Now, state Sen. Bill Ferguson, a Baltimore Democrat, is pushing a bill in the Maryland General Assembly he hopes speeds up the move to a national popular vote if other states also adopt the idea.

Ferguson’s bill, which is scheduled for a committee hearing next week, would authorize Maryland’s 10 Electoral College votes to go to the winner of the national popular vote for president — instead of the winner of Maryland’s votes — provided a red state with the same number of Electoral College votes (in Maryland’s case, Wisconsin) agrees to do the same.

“This is about expediting Maryland moving toward the popular vote,” Ferguson said. “It breaks the political logjam through a pairing strategy. All of those states that sign up for the pairing strategy will send their votes to the winner of the popular vote.”

In 2007, Maryland entered into the National Popular Vote Interstate Compact, in which states agreed to award their Electoral College votes to the winner of the popular vote. But for the compact to kick in, states with a combined 270 votes needed to agree to join– and, so far, just 12 states with 172 electoral votes have signed the compact.
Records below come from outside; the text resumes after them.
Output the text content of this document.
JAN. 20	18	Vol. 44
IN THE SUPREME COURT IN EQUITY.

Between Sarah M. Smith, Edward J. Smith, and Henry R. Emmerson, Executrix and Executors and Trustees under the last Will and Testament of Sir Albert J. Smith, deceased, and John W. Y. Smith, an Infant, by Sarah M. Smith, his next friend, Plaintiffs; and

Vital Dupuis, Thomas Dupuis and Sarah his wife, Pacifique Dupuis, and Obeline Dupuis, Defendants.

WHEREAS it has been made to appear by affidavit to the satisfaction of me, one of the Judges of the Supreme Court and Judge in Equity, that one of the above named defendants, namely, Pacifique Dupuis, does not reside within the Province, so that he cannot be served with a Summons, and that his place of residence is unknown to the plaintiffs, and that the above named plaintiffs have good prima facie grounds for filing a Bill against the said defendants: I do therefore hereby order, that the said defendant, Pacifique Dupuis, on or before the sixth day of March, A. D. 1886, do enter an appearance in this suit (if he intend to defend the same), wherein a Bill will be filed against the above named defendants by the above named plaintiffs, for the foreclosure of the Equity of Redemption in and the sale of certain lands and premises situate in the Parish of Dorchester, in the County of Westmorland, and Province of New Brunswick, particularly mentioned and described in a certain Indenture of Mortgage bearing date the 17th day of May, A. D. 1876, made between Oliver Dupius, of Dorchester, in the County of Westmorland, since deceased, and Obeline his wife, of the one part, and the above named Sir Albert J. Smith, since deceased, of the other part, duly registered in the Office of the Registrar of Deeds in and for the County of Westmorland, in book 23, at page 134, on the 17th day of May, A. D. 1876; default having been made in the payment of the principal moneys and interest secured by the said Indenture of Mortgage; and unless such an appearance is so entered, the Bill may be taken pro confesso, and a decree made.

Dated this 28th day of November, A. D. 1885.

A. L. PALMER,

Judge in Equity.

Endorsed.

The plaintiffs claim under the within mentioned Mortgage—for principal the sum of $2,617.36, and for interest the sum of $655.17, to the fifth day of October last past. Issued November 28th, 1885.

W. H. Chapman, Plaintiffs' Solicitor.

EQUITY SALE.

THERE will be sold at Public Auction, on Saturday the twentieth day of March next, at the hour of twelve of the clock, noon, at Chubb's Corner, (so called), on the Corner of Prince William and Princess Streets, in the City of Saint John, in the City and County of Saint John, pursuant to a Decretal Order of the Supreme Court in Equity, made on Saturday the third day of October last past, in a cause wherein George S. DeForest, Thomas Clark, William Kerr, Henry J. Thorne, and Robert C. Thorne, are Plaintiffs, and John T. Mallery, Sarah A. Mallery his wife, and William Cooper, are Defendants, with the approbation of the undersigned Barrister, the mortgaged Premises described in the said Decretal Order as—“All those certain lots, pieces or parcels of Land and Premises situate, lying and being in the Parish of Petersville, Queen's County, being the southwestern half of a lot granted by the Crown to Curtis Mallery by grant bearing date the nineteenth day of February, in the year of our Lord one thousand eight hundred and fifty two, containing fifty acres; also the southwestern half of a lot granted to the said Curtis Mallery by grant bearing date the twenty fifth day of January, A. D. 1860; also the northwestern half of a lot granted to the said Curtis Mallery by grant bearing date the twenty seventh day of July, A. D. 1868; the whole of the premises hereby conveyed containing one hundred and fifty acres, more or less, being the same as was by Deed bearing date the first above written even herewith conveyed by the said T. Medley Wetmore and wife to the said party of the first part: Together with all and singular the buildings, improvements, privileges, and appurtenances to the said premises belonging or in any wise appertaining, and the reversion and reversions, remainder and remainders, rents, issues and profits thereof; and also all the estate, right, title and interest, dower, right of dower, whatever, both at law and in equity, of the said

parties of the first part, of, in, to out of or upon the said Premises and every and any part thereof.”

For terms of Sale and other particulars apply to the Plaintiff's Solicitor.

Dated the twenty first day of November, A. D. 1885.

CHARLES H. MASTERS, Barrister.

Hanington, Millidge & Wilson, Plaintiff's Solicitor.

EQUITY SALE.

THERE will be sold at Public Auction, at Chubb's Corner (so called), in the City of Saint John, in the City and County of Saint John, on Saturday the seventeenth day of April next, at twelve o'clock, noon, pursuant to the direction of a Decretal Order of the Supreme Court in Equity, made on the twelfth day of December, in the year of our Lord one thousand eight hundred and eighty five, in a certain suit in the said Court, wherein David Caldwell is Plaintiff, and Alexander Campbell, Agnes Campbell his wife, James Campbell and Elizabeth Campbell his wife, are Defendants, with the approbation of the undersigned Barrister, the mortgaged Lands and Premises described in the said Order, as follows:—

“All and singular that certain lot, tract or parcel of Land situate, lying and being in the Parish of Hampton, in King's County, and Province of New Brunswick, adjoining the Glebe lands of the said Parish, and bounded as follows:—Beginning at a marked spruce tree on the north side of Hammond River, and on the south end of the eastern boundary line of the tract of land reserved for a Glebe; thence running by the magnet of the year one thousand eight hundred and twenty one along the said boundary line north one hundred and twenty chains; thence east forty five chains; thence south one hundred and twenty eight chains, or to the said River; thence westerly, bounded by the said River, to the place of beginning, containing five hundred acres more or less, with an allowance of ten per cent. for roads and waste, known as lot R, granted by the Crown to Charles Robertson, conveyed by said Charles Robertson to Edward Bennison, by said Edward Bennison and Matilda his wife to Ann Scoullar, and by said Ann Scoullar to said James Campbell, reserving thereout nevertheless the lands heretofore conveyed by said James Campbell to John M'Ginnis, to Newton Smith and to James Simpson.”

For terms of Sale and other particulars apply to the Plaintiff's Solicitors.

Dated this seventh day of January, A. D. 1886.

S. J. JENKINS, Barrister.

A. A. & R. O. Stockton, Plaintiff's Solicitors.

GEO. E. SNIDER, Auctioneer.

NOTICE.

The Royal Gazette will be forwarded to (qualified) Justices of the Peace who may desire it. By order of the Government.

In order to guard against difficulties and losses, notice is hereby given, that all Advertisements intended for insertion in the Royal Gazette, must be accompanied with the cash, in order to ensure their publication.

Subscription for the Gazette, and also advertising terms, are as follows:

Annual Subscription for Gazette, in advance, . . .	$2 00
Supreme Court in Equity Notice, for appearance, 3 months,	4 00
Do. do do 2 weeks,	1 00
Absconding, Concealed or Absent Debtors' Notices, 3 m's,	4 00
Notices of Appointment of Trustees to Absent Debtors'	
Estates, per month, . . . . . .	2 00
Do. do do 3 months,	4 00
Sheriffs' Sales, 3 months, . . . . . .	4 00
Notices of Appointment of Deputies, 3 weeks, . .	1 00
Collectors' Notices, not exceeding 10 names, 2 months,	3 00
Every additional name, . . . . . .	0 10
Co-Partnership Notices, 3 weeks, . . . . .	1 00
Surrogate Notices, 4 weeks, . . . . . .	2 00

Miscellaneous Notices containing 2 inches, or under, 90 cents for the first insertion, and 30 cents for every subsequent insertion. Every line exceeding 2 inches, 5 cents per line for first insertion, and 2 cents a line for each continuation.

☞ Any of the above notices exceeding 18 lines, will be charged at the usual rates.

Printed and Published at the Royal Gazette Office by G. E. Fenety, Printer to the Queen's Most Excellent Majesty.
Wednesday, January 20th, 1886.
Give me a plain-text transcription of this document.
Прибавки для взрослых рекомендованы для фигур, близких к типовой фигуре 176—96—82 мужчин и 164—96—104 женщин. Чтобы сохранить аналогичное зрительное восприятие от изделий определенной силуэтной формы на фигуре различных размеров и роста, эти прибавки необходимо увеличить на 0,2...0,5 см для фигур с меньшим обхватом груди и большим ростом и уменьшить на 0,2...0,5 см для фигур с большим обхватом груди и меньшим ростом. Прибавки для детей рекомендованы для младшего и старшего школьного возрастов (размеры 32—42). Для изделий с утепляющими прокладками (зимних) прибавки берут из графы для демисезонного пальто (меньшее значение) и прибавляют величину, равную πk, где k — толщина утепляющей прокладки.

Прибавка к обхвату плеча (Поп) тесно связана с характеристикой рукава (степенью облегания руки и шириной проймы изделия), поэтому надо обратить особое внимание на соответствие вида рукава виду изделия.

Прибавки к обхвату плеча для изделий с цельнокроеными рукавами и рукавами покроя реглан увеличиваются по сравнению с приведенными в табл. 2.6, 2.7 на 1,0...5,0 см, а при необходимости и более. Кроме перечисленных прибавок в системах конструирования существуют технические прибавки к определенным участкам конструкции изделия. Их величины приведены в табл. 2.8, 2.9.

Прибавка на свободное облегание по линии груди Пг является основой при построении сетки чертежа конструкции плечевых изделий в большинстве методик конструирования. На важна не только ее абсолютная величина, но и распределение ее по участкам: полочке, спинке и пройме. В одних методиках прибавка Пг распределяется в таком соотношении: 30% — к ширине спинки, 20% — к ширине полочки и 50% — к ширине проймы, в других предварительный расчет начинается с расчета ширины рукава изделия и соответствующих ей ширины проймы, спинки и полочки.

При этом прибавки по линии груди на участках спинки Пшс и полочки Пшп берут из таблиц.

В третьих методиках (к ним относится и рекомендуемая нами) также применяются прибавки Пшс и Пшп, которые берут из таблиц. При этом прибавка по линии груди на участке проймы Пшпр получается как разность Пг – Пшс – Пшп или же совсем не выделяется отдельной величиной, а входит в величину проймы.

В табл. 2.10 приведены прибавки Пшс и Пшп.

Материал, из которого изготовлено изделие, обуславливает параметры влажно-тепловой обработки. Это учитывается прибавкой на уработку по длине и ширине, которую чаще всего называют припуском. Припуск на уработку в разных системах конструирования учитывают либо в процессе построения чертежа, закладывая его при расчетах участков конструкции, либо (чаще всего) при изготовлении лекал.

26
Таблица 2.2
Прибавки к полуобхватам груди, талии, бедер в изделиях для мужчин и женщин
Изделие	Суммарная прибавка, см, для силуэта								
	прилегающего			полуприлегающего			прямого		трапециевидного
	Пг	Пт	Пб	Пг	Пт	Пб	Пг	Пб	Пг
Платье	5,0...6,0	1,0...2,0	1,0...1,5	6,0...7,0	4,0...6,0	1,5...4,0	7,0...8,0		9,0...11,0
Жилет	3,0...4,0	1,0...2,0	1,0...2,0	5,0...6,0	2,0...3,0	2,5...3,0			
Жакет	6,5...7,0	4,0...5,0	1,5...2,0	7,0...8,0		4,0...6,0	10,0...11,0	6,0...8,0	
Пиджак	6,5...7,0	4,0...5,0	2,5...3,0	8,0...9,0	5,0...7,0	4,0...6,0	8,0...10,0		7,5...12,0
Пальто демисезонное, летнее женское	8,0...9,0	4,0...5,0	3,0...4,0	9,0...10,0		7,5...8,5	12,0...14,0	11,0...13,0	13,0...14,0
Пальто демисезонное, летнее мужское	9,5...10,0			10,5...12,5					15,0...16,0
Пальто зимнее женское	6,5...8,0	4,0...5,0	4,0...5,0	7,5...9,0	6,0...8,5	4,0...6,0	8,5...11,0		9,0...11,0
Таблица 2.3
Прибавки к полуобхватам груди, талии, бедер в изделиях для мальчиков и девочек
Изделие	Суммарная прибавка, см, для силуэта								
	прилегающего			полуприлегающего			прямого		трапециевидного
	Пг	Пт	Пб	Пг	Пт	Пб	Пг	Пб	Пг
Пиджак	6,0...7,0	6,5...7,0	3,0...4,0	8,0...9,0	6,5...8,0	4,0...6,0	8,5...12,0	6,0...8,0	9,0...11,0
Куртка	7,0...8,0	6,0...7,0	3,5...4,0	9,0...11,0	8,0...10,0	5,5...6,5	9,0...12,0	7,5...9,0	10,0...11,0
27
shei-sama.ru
Ferguson hopes his bill, if copied in other states, could provide a model in which blue states and red states of the same Electoral College size make the move to the popular vote together — hastening the demise of the current Electoral College system for selecting a president.

“The Electoral College is fundamentally undemocratic,” he said. “This is a national effort and Maryland can lead the way.”

Ferguson’s bill has three co-sponsors in the Senate: Democratic Majority Leader Sen. Guy Guzzone of Howard County; Sen. Sarah Elfreth, a Democrat from Anne Arundel County; and Sen. Ron Young, a Democraty from Frederick County.

In American history, the winner of the nation’s popular vote has generally also won the Electoral College vote, thereby becoming president. But five times, the candidate with fewer overall votes became president.

Republican Donald Trump won in 2016 after losing the popular vote to Democrat Hillary Clinton.

In 2000, Republican George W. Bush won the Electoral College, despite collecting fewer votes than Democrat Al Gore.

The other three cases occurred in the 1800s when John Quincy Adams, Rutherford B. Hayes and Benjamin Harrison all became president after losing the popular vote.